DIO, COME TI AMO
Málaga se complace y engalana con la maravillosa ornamentación de la primavera recién estrenada. Nubes y claros, sol y sombra, frío y calor. Así se disponía este Miércoles Santo. Dubitativo comienzo que sobrecogía el corazón de cientos de cofrades. Nazarenos mirando al cielo con el capirote en la mano. Plaza de la Marina, Calle Larios y Plaza de la Constitución en pleno apogeo mañanero.
Caminábamos sorteando sillas y palcos que se acicalaban para los desfiles de la tarde, buscando los jirones de sol que se dibujaban sobre la calzada. Vehículos de reparto o limpieza, se sucedían en los huecos que iban quedando libres. Policías municipales, atendiendo tantas dificultades como son las que surten unas fechas tan señaladas. Y, muchos peatones discurriendo como arroyos sin trazar.

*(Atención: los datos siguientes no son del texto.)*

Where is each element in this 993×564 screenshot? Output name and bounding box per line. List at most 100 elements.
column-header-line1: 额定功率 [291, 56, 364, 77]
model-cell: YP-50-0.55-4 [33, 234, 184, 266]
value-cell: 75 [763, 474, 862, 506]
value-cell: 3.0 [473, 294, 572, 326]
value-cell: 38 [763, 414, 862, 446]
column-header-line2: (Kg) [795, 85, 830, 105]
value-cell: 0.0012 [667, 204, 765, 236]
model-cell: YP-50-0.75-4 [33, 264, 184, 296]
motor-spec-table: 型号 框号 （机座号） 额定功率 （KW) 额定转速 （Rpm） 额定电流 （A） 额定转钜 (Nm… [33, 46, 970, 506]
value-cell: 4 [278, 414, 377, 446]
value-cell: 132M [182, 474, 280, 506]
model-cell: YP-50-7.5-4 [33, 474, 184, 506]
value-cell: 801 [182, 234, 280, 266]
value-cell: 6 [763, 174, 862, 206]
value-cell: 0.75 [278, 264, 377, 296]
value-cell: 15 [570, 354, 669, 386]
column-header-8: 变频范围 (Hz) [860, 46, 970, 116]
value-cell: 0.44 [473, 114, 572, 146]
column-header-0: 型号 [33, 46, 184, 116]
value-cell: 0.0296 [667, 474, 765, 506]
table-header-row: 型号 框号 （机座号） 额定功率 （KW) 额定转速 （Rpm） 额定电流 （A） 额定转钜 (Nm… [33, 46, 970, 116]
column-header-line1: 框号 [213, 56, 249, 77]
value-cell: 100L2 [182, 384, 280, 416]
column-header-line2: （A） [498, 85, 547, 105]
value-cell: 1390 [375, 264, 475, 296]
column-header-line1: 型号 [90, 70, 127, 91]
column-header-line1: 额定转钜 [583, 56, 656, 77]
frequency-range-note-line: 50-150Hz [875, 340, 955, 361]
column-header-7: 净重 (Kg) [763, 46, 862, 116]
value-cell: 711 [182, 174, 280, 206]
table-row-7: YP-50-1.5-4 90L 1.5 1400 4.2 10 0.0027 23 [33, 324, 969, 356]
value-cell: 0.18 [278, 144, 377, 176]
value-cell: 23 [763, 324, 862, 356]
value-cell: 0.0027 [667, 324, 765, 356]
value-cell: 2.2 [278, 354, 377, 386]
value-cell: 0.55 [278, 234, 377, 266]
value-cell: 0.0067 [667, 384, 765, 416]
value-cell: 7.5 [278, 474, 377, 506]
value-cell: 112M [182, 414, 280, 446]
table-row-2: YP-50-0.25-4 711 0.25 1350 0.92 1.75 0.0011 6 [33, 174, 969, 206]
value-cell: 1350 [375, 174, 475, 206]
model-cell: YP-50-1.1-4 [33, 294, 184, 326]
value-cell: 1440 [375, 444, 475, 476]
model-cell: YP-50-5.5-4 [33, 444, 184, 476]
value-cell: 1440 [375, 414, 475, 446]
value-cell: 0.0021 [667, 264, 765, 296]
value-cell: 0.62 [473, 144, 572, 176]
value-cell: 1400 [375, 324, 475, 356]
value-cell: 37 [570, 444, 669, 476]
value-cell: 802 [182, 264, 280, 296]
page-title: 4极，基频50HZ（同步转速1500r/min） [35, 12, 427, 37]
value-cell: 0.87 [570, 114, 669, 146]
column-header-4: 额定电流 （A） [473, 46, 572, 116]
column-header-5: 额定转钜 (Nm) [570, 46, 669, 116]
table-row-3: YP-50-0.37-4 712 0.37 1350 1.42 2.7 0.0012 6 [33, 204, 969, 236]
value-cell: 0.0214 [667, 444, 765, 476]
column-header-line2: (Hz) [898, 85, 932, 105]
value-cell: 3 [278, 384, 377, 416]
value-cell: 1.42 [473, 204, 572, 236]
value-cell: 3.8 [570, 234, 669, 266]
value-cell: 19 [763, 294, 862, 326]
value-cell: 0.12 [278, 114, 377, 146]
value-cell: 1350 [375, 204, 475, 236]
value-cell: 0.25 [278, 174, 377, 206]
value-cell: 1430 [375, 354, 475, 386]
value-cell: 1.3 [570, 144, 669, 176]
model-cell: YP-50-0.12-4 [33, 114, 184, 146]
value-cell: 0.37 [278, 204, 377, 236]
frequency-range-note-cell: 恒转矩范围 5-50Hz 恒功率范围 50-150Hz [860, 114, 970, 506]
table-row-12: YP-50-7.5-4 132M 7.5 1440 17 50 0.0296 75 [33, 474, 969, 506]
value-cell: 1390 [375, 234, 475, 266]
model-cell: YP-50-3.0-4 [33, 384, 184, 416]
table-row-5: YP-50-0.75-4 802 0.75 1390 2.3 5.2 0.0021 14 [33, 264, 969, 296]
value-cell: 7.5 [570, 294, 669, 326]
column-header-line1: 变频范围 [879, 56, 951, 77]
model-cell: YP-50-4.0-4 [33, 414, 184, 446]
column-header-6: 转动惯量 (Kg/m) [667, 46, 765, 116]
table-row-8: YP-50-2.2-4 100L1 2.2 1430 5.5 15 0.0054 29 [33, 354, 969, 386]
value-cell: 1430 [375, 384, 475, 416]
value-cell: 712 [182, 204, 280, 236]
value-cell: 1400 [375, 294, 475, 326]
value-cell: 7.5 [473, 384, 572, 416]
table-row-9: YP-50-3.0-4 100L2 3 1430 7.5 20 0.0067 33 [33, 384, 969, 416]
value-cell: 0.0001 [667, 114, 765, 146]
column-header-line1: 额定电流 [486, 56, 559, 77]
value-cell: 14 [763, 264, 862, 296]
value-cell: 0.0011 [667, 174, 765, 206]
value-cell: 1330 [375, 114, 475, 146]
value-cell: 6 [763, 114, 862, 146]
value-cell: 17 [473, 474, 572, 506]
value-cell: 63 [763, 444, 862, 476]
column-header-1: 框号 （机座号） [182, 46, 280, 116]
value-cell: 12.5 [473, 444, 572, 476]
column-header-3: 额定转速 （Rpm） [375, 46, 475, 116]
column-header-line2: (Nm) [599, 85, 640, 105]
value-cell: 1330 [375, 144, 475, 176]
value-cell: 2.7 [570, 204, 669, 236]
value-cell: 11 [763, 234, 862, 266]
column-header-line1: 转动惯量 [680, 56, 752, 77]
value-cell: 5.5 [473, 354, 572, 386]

Aquella improvisada algarabía se paró repentinamente y, como uno solo, miró hacia el lugar del que provenía un creciente redoblar de tambores. Su intensidad y su ritmo marcial lo impregna todo; una sonora invitación estaba servida. Muchos, con minutos de sobra, acudimos a la calle Cisneros por la que se acercaba el cortejo. Como un ejército triunfal, la brigada paracaidista, le rendía el más alto homenaje a su capitán. Un crucificado, sin trono, portado a hombros de los caballeros de este Arma.
Esa misma mañana y tras el sencillo apretón de mano del ritual de la Santa Misa, por unos largos segundos, pude sentir el significado de la comunión de los santos. Bastó con una presión, diferente a cualquier otra, para percibir proximidad y aceptación, apoyo y fraternidad. Esa mañana noté la paz.
Estamos ante el Triduo Sacro: La Última Cena, con tan maravillosas señas de cariño, de entrega a cuantos deseen compartir el pan y el vino del mayor dolor y del más puro amor; anticipo familiar del Sacrificio Redentor. El Prendimiento y la Exaltación de la Santa Cruz, ejemplos de una entrega por el amigo, hasta dar la vida entre grandes tormentos, sin un mohín de contrariedad. Y, la Resurrección. Nuevo Adán. En Cristo el hombre es perdonado; más aún, es convertido en verdadero hijo de Dios.
Asistimos a las procesiones con el corazón encogido, a poco que meditemos sobre todos y cada uno de los misterios que desfilan ante nosotros. Misterios plasmados en una imaginería sacra, sin par en todas las artes plásticas con las que el hombre es capaz de expresar sus creencias y sentimientos. Prueba ante la que sería difícil salir indemne, por muy vacilante que se tenga la lamparilla de la fe.
Ante tanta maravilla y al calor de esta naturaleza que aplaude a la vida con tan espléndida floración; la melodía de Domenico Modugno, registrada entre mis mejores recuerdos, me hizo repetir, desde el fondo de mi alma, aquel: “Dio, come ti amo”. Porque, verdaderamente, no es posible tanta felicidad. Y seguir recitando… ¿Quién puede detener un río que va corriendo al mar? ¿Parar las golondrinas que vuelan siempre al sol? Y, nuestro inmenso amor, ¿quién lo puede cambiar? ¡Dio, come ti amo!